Signes d’un travail toxique
Un milieu de travail présentant les signes suivants est possiblement toxique sur le plan psychologique. Les répercussions sur la santé du personnel sont inévitables – ce n’est qu’une question de temps.
- Absentéisme
- Les gens s’absentent fréquemment du travail, sans raison valable.
- Présentéisme
- Les gens se présentent au travail même lorsqu’ils ne devraient pas, par exemple parce qu’ils sont malades ou en vacances.
- Roulement élevé
- Départs subits de travailleuses et travailleurs qui n’en peuvent plus.
- Hausse des blessures musculosquelettiques
- Le stress professionnel occasionne des tensions musculaires qui se transforment en blessures avec le temps.
- Congés multiples
- Beaucoup de personnes sont en congé en raison d’une maladie, du stress ou d’une blessure.
- Difficulté d’embauche
- Le milieu de travail a mauvaise réputation et est déconseillé par les membres du personnel.
- Difficulté de rétention des recrues
- Les recrues démissionnent lorsqu’elles ressentent la toxicité du milieu.
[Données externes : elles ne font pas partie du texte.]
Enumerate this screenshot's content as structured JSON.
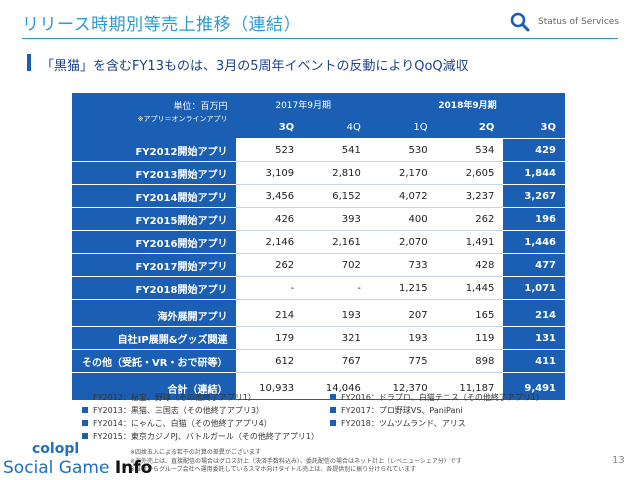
{
  "header": {
    "title": "リリース時期別等売上推移（連結）",
    "status_label": "Status of Services"
  },
  "subtitle": "「黒猫」を含むFY13ものは、3月の5周年イベントの反動によりQoQ減収",
  "table": {
    "unit": "単位：百万円",
    "unit_note": "※アプリ＝オンラインアプリ",
    "period_2017": "2017年9月期",
    "period_2018": "2018年9月期",
    "quarters": [
      "3Q",
      "4Q",
      "1Q",
      "2Q",
      "3Q"
    ],
    "rows": [
      {
        "label": "FY2012開始アプリ",
        "values": [
          "523",
          "541",
          "530",
          "534",
          "429"
        ]
      },
      {
        "label": "FY2013開始アプリ",
        "values": [
          "3,109",
          "2,810",
          "2,170",
          "2,605",
          "1,844"
        ]
      },
      {
        "label": "FY2014開始アプリ",
        "values": [
          "3,456",
          "6,152",
          "4,072",
          "3,237",
          "3,267"
        ]
      },
      {
        "label": "FY2015開始アプリ",
        "values": [
          "426",
          "393",
          "400",
          "262",
          "196"
        ]
      },
      {
        "label": "FY2016開始アプリ",
        "values": [
          "2,146",
          "2,161",
          "2,070",
          "1,491",
          "1,446"
        ]
      },
      {
        "label": "FY2017開始アプリ",
        "values": [
          "262",
          "702",
          "733",
          "428",
          "477"
        ]
      },
      {
        "label": "FY2018開始アプリ",
        "values": [
          "-",
          "-",
          "1,215",
          "1,445",
          "1,071"
        ]
      },
      {
        "label": "海外展開アプリ",
        "values": [
          "214",
          "193",
          "207",
          "165",
          "214"
        ]
      },
      {
        "label": "自社IP展開&グッズ関連",
        "values": [
          "179",
          "321",
          "193",
          "119",
          "131"
        ]
      },
      {
        "label": "その他（受託・VR・おで研等）",
        "values": [
          "612",
          "767",
          "775",
          "898",
          "411"
        ]
      }
    ],
    "total": {
      "label": "合計（連結）",
      "values": [
        "10,933",
        "14,046",
        "12,370",
        "11,187",
        "9,491"
      ]
    }
  },
  "legend": [
    "FY2012：秘宝、野球（その他終了アプリ1）",
    "FY2013：黒猫、三国志（その他終了アプリ3）",
    "FY2014：にゃんこ、白猫（その他終了アプリ4）",
    "FY2015：東京カジノPJ、バトルガール（その他終了アプリ1）",
    "FY2016：ドラプロ、白猫テニス（その他終了アプリ1）",
    "FY2017：プロ野球VS、PaniPani",
    "FY2018：ツムツムランド、アリス"
  ],
  "footnotes": [
    "※四捨五入による若干の計算の差異がございます",
    "※海外売上は、直接配信の場合はグロス計上（決済手数料込み）、委託配信の場合はネット計上（レベニューシェア分）です",
    "※当社からグループ会社へ運用委託しているスマホ向けタイトル売上は、各提供別に振り分けられています"
  ],
  "page_number": "13",
  "watermark": {
    "line1": "colopl",
    "line2a": "Social Game ",
    "line2b": "Info"
  }
}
- Recours à du personnel occasionnel ou temporaire
- Il peut être stressant de ne pas savoir quel sera notre revenu, et les employeurs qui recourent à du personnel occasionnel ou temporaire le font souvent pour éviter d’avoir à payer des avantages sociaux, qui contribuent à la bonne santé du personnel.
Intersectionnalité
S’ajoutent parfois, pour les membres des groupes d’équité, d’autres facteurs de stress, comme la violence ou la discrimination fondée sur la race, la culture, les origines, les capacités, l’identité ou l’expression de genre, ou l’orientation sexuelle. Les traumatismes intergénérationnels, découlant par exemple de la colonisation ou du racisme, causent souvent une méfiance à l’égard des mécanismes de santé ou de sécurité sur lesquels on compte généralement pour obtenir de l’aide. Toute action proposée doit être respectueuse et inclusive.
Signes d’un travail sain
Dans un milieu de travail sain, on favorise les interactions positives et on limite les risques psychosociaux.
Le personnel :
- aime son travail et est heureux de venir travailler;
- s’approprie son travail et en retire de la fierté;
- participe activement et réalise ses tâches avec enthousiasme;
- règle les conflits promptement et de façon créative.
Lorsqu’un travail est sain, le taux de roulement est faible, parce que le personnel est heureux et veut rester. L’embauche est facile, mais rare.
Quoi faire
Le régime de santé et sécurité au travail gère les risques professionnels, dont les risques psychosociaux. Les travailleuses et travailleurs ont le droit de connaître ces risques et de savoir ce que fait l’employeur pour les réduire, et de participer aux activités de santé et sécurité.
Chaque milieu de travail devrait avoir une stratégie en matière de santé mentale ciblant les risques psychosociaux qui comprend une politique et un programme de santé et sécurité au travail. Le comité mixte de santé et sécurité ou une personne conseillère syndicale en santé et sécurité devrait participer à l’élaboration de la stratégie. En l’absence d’une telle stratégie au travail, le syndicat devrait aborder la question aux réunions du comité mixte et aux réunions patronales-syndicales.